The definition of "expulsion" is not contained within the record on appeal. The Bakers included the entirety of Crossroads' policies in their appendix to their brief, and those policies do provide a definition of "expulsion." However, "[t]he mere inclusion of documents in an appendix to a brief does not make them part of the record on appeal." Washington v. Gorden , 286 S.W.3d 824, 826 (Mo. App. E.D. 2009) (quoting State ex rel. Miss. Lime Co. v. Mo. Air Conservation Comm'n , 159 S.W.3d 376, 380 n.2 (Mo. App. W.D. 2004) ). We therefore cannot consider those portions of the policies that are not included in the legal file in reaching our decision.

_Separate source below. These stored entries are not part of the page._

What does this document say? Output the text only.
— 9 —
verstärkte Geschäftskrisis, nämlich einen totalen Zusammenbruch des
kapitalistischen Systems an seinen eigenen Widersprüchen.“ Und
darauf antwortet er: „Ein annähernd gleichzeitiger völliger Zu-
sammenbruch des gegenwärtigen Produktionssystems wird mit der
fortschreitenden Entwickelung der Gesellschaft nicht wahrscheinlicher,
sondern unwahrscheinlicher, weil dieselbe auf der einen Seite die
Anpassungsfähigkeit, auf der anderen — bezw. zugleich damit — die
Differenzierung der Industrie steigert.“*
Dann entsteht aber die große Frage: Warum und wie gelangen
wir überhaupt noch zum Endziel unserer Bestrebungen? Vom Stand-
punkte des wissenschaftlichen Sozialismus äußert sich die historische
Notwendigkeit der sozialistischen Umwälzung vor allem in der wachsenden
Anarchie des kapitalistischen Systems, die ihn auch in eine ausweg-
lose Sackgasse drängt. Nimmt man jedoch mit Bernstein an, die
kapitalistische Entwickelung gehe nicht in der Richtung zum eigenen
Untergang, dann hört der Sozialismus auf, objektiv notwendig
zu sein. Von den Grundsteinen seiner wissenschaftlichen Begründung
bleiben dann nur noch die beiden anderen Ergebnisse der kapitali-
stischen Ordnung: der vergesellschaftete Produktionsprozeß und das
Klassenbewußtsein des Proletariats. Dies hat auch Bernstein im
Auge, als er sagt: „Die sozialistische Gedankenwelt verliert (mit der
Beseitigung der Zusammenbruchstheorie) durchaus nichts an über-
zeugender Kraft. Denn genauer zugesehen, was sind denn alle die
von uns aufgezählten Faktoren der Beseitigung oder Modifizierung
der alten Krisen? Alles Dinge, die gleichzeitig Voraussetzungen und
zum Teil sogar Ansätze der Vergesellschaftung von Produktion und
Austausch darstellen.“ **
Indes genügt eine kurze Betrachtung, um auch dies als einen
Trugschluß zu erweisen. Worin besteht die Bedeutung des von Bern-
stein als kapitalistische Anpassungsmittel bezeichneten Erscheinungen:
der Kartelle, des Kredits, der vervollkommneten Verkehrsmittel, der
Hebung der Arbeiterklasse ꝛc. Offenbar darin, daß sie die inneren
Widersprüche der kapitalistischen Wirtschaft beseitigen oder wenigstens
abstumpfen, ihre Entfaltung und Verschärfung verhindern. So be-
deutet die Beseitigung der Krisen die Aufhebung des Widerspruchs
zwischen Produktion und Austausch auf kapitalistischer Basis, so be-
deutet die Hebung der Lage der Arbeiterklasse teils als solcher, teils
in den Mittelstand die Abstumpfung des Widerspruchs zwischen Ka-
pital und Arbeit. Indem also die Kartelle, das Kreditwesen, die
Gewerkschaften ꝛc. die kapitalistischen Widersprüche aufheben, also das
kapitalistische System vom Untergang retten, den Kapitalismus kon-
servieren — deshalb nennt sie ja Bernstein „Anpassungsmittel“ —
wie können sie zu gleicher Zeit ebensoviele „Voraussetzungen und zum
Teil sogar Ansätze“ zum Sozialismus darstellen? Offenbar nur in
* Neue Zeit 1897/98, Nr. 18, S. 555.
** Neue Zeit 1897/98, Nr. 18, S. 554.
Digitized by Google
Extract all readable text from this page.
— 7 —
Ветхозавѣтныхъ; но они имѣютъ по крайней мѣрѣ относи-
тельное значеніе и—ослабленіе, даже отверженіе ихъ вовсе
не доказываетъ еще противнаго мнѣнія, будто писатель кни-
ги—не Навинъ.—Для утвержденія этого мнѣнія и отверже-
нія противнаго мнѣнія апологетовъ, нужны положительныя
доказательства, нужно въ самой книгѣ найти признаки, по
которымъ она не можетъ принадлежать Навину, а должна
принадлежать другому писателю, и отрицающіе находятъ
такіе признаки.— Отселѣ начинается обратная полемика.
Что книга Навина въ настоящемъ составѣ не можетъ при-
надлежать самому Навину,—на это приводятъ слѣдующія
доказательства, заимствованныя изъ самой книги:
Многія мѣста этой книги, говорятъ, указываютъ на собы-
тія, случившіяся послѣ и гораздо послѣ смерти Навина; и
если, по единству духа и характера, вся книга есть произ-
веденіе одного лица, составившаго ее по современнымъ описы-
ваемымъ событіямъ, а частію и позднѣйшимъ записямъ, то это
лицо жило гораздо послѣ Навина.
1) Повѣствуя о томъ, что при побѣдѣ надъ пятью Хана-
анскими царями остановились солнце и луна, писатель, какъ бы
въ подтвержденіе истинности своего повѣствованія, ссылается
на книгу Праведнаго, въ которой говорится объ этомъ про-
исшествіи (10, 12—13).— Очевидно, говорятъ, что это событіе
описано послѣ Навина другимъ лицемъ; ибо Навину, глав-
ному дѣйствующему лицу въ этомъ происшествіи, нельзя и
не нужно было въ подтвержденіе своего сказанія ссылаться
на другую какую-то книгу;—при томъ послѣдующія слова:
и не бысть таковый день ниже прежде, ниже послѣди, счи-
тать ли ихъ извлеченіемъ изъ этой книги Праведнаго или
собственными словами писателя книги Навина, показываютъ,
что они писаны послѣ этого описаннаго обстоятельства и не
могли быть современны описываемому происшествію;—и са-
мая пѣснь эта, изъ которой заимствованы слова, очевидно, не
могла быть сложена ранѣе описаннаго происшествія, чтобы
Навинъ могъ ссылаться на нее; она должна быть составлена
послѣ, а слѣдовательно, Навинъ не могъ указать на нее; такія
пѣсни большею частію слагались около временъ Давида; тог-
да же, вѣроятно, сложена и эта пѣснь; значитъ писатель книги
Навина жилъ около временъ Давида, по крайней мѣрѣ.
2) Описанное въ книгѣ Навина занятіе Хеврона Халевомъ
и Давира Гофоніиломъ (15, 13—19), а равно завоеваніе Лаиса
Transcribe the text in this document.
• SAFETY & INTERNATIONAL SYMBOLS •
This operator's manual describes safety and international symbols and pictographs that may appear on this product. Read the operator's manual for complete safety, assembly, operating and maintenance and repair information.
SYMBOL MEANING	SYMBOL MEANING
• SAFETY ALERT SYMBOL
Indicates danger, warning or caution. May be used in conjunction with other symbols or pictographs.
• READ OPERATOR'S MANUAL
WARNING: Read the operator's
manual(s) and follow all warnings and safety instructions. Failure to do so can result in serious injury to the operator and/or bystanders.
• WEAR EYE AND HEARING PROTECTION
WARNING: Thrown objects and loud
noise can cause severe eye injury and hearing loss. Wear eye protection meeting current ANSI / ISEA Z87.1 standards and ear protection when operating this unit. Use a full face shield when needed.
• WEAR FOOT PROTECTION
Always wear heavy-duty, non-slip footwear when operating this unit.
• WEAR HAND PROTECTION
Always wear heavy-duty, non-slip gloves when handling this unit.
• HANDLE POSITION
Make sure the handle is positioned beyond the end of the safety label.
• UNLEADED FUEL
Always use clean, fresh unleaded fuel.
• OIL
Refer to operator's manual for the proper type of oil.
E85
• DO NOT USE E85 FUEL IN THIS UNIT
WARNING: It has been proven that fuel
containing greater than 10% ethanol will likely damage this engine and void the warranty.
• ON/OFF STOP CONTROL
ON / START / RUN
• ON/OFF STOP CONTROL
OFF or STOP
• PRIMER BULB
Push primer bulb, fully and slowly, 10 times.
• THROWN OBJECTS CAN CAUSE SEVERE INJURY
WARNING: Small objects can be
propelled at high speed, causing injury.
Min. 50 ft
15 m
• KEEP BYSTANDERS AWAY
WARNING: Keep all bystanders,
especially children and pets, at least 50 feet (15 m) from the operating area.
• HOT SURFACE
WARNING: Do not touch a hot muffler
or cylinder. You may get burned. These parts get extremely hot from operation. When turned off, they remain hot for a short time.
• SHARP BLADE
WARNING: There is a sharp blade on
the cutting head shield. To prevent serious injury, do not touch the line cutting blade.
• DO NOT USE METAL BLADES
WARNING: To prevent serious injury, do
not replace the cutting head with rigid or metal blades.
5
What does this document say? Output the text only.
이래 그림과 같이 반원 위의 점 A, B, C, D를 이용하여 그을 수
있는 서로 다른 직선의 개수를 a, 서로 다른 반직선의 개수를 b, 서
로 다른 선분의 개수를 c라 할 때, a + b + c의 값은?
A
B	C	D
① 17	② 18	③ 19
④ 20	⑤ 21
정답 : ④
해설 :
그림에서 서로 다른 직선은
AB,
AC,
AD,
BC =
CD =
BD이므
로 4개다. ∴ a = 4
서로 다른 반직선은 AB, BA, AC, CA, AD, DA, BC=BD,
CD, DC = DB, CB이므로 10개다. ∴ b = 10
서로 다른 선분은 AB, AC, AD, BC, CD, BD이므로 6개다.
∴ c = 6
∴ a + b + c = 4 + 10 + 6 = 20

As alleged in the petition, Crossroads' policies define an out-of-school suspension as "the removal of a student from school (or school bus) for one to ten school days," and "[t]he Principal may impose an out-of-school suspension of up to ten school days." A long-term suspension is "the removal of a student from school (or school bus) for more than ten school days but not beyond the current school semester."

WHERFORE [sic] the petitioner / appellants request that the Court determine that the removal of the Baker children's rights to attend school is ultra vires, unconstitutional, unlawful, unreasonable, arbitrary, capricious, or otherwise involves an abuse of discretion, and further request all relief available under the review statute including the issuance of an order of stay, temporary restraining order, or injunction pursuant to 536.120 such that the Baker children will be permitted to attend Crossroads school under the religious exemption statements already provided to the school by the parents allowing those children to attend school without being vaccine injected.

On January 7, 2020, the Bakers filed an Emergency Motion for Temporary Restraining Order seeking an injunction ordering Crossroads to allow the Baker children to attend school unvaccinated. The circuit court denied the motion on February 13, 2020.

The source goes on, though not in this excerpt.